I will not claim to having performed an exhaustive study of the essential food groups that fuel the doctors, nurses and others working within a hospital.
I have made several observations in the field as part of my due diligence and learning, and I feel comfortable sharing with you these elements, sans food pyramid.
The Essential Foods:
3. Coffee, Mountain Dew or other more exotic caffeinated energy beverages
4. Any fried food, most importantly French fries or chicken
6. Chips, or high-fat, cheese-containing and/or salt-laden snacks
Preferably, meals are constructed to include at least three of the essential foods, fit into the pocket of a white coat, and can be eaten in less than four minutes. (Or, more scientifically, the intake rate of 12,000 calories per minute).
Please note that I am not considering tobacco a food group.
You may ask me why I believe that I am an expert at defining the essential food groups.
With all due respect to the U.S. Department of Health and Human Services and the USDA, my opinions are based on essentially nothing more than numerous observations in hospital cafeterias around the country, the foods these cafeterias offer and the eating habits of many in health care.
It most certainly is not based on any formal training that I received on nutrition in medical school.
In all seriousness, health and wellness needs to begin at home. And this home called a hospital needs to promote healthy habits of life.
Auto pioneer Henry Ford promoted food for its healing qualities. His original hospital had its own farm sources, bakeries and menu planning.
To paraphrase Henry Ford: “If good food leads to good health, perfect food leads to perfect health.”
Possibly overstated, but I think you get the point.
Fewer calories, less processing, less fat, less salt and less simple carbohydrates would go along way to improving obesity, hypertension and vascular disease. While good food can’t do it alone, at least it’s a good start.
But those foods can’t be eaten. They are, to quote one local expert, “yucky.”
Not so fast.
Our sister hospital, Henry Ford West Bloomfield , under the skillful guidance of a former hotel executive and my counterpart CEO, Gerard van Grisven, created a healthy, great-tasting and affordable menus for patients employees and, yes, even the community.
They’re using no fryers, no traditional fast foods and creating healthy alternatives to the usual hospital fare.
Of course, it was difficult for Gerard to not offer foie gras, brie de meaux, viennoiserie and gamay.

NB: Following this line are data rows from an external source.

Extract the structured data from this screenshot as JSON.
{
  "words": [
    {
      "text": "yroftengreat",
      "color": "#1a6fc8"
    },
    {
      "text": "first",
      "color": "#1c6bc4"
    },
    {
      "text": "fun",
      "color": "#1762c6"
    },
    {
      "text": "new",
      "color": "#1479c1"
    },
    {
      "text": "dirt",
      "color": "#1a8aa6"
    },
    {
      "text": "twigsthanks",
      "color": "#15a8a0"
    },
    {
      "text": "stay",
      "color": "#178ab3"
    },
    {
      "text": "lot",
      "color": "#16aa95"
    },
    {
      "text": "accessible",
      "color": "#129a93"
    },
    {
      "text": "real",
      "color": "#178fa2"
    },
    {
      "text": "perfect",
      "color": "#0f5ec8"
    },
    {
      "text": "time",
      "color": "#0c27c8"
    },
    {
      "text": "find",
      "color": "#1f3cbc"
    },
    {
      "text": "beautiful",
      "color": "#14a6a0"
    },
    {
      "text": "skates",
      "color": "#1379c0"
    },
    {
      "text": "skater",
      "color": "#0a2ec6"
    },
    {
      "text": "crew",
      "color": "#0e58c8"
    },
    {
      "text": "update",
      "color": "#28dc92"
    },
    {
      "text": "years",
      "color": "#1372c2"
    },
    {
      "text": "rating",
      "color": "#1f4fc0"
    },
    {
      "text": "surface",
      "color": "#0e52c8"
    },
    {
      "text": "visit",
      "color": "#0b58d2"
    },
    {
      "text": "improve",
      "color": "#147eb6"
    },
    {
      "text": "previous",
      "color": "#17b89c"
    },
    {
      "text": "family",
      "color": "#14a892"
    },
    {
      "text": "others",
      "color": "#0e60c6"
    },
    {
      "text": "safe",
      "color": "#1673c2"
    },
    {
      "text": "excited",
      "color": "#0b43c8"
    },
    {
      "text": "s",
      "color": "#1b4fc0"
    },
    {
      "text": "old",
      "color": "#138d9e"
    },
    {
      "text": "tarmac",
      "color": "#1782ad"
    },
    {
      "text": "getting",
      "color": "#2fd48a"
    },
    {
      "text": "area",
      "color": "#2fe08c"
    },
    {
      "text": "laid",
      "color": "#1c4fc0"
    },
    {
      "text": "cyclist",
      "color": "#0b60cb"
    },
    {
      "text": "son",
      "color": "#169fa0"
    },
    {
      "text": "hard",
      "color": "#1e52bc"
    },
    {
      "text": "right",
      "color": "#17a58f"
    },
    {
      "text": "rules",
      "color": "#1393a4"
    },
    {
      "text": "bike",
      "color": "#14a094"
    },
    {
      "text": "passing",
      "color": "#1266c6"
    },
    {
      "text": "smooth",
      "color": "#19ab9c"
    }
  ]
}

But I’m sure he and his culinary staff are working on it.
This is revolutionary in thought and a model for the industry: Make healthy foods more available, easier to pick up in the cafeteria and cheaper.
The corollary – other than eliminating “suicide sausages” and “ham slams” – is to make less healthy foods less available and a bit more expensive than the healthy alternatives.
This requires careful consideration of the palate and appeal of the healthy alternative, as well as the cognizance that some of the choices our employees make (myself included) are due to the lack of time we have to sit down and actually eat a meal.
I have been advised that taking this on is akin to other hot button issues like politics, religion and parking spaces.
But I am bipartisan.
I believe in ecumenical pluralism and park on a surface lot.
The cause – keeping our most precious assets healthy – is the right one.